Até hoje me fascino com este RPG, mas confesso que no início
o via com certa estranheza. Já havia ouvido falar dele, já havia até visto ele,
porém, deveria ter lá meus 15 quando tive a primeira oportunidade de joga-lo.
Foi em um evento e fui jogar meio que desacreditado, pois não entrava ainda
muito bem como poderia ser uma aventura jogada como um bandeirantes. Era
interessante que nesta época eu já havia lido bastante histórias de lendas
brasileiras e até estrangeiras afins, mas confesso que eu ainda não conseguia
assimilar bandeirantes com as lendas do nosso folclore, ainda.
A mesa que joguei tinha o mestre mais quatro jogadores,
contando comigo. Se não me engano optei por jogar com um bandeirante lusitano
(personagem pronto) e tinha na mesa um outro bandeirante, um Índio e um Jesuíta.

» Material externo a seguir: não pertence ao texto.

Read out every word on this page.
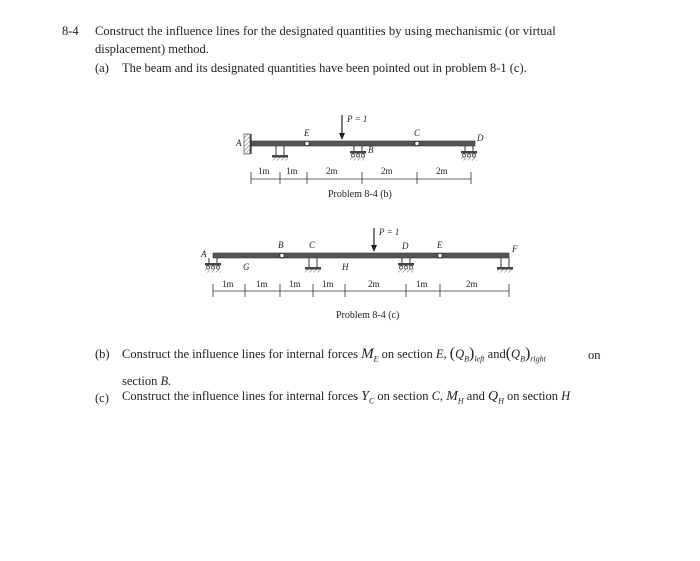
8-4 Construct the influence lines for the designated quantities by using mechanismic (or virtual
displacement) method.
(a) The beam and its designated quantities have been pointed out in problem 8-1 (c).
P = 1
A
E
B
C	D
1m 1m	2m	2m	2m
Problem 8-4 (b)
P = 1
A
G
B	C
H
D	E	F
1m 1m 1m 1m	2m	1m	2m
Problem 8-4 (c)
(b) Construct the influence lines for internal forces $M_E$ on section E, $(Q_B)_{left}$ $and(Q_B)_{right}$	on
section B.
(c) Construct the influence lines for internal forces $Y_C$ on section C, $M_H$ and $Q_H$ on section H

Me lembro vagamente do mestre (mais de 15 anos, né), mas posso dizer que foi
uma das melhores aventuras de evento que joguei, com início, meio e fim (sem
correria e cortes de cenas). Lembro que tínhamos de nos embrenhar por uma serra
de mata fechada resgatar um influente jesuíta que havia sido sequestrado com
sua comitiva por uma tribo de indígenas canibais. Uma história simples que se
desenrolou incrivelmente com exploração, diplomacia com outras tribos, combate
com criaturas das selvas, com canibais e seus feiticeiros e etc. Aquela
aventura me fez ver com outros olhos o potencial do Desafio.

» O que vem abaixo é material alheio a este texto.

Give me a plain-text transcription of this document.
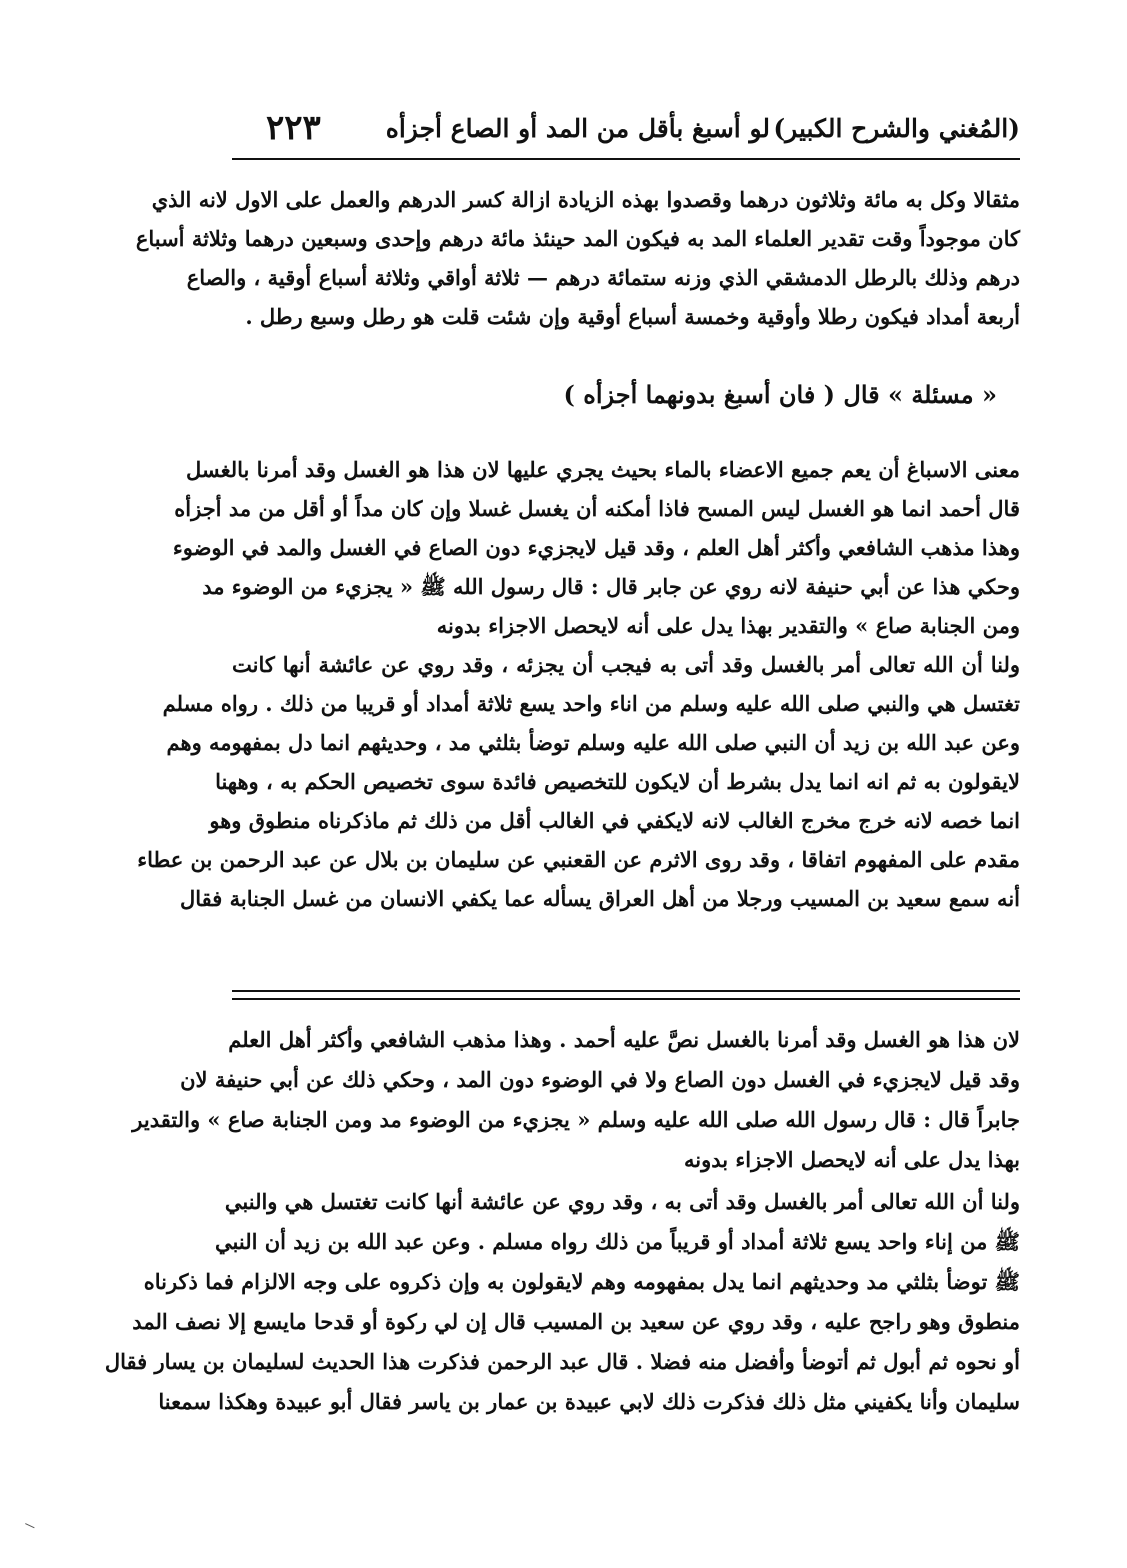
(المُغني والشرح الكبير)
لو أسبغ بأقل من المد أو الصاع أجزأه
٢٢٣
مثقالا وكل به مائة وثلاثون درهما وقصدوا بهذه الزيادة ازالة كسر الدرهم والعمل على الاول لانه الذي
كان موجوداً وقت تقدير العلماء المد به فيكون المد حينئذ مائة درهم وإحدى وسبعين درهما وثلاثة أسباع
درهم وذلك بالرطل الدمشقي الذي وزنه ستمائة درهم — ثلاثة أواقي وثلاثة أسباع أوقية ، والصاع
أربعة أمداد فيكون رطلا وأوقية وخمسة أسباع أوقية وإن شئت قلت هو رطل وسبع رطل .
« مسئلة » قال ( فان أسبغ بدونهما أجزأه )
معنى الاسباغ أن يعم جميع الاعضاء بالماء بحيث يجري عليها لان هذا هو الغسل وقد أمرنا بالغسل
قال أحمد انما هو الغسل ليس المسح فاذا أمكنه أن يغسل غسلا وإن كان مداً أو أقل من مد أجزأه
وهذا مذهب الشافعي وأكثر أهل العلم ، وقد قيل لايجزيء دون الصاع في الغسل والمد في الوضوء
وحكي هذا عن أبي حنيفة لانه روي عن جابر قال : قال رسول الله ﷺ « يجزيء من الوضوء مد
ومن الجنابة صاع » والتقدير بهذا يدل على أنه لايحصل الاجزاء بدونه
ولنا أن الله تعالى أمر بالغسل وقد أتى به فيجب أن يجزئه ، وقد روي عن عائشة أنها كانت
تغتسل هي والنبي صلى الله عليه وسلم من اناء واحد يسع ثلاثة أمداد أو قريبا من ذلك . رواه مسلم
وعن عبد الله بن زيد أن النبي صلى الله عليه وسلم توضأ بثلثي مد ، وحديثهم انما دل بمفهومه وهم
لايقولون به ثم انه انما يدل بشرط أن لايكون للتخصيص فائدة سوى تخصيص الحكم به ، وههنا
انما خصه لانه خرج مخرج الغالب لانه لايكفي في الغالب أقل من ذلك ثم ماذكرناه منطوق وهو
مقدم على المفهوم اتفاقا ، وقد روى الاثرم عن القعنبي عن سليمان بن بلال عن عبد الرحمن بن عطاء
أنه سمع سعيد بن المسيب ورجلا من أهل العراق يسأله عما يكفي الانسان من غسل الجنابة فقال
لان هذا هو الغسل وقد أمرنا بالغسل نصَّ عليه أحمد . وهذا مذهب الشافعي وأكثر أهل العلم
وقد قيل لايجزيء في الغسل دون الصاع ولا في الوضوء دون المد ، وحكي ذلك عن أبي حنيفة لان
جابراً قال : قال رسول الله صلى الله عليه وسلم « يجزيء من الوضوء مد ومن الجنابة صاع » والتقدير
بهذا يدل على أنه لايحصل الاجزاء بدونه
ولنا أن الله تعالى أمر بالغسل وقد أتى به ، وقد روي عن عائشة أنها كانت تغتسل هي والنبي
ﷺ من إناء واحد يسع ثلاثة أمداد أو قريباً من ذلك رواه مسلم . وعن عبد الله بن زيد أن النبي
ﷺ توضأ بثلثي مد وحديثهم انما يدل بمفهومه وهم لايقولون به وإن ذكروه على وجه الالزام فما ذكرناه
منطوق وهو راجح عليه ، وقد روي عن سعيد بن المسيب قال إن لي ركوة أو قدحا مايسع إلا نصف المد
أو نحوه ثم أبول ثم أتوضأ وأفضل منه فضلا . قال عبد الرحمن فذكرت هذا الحديث لسليمان بن يسار فقال
سليمان وأنا يكفيني مثل ذلك فذكرت ذلك لابي عبيدة بن عمار بن ياسر فقال أبو عبيدة وهكذا سمعنا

Não tive outra oportunidade de jogar o Desafio dos
Bandeirantes. Não tinha o livro nem conhecia quem o tinha. E hoje ainda
pretendo mestrar uma aventurinha no futuro próximo para acrescentar no
currículo, kkk.
O Desafio dos Bandeirantes
É um RPG de temática bem original, ambientada em um Brasil “Fantástico”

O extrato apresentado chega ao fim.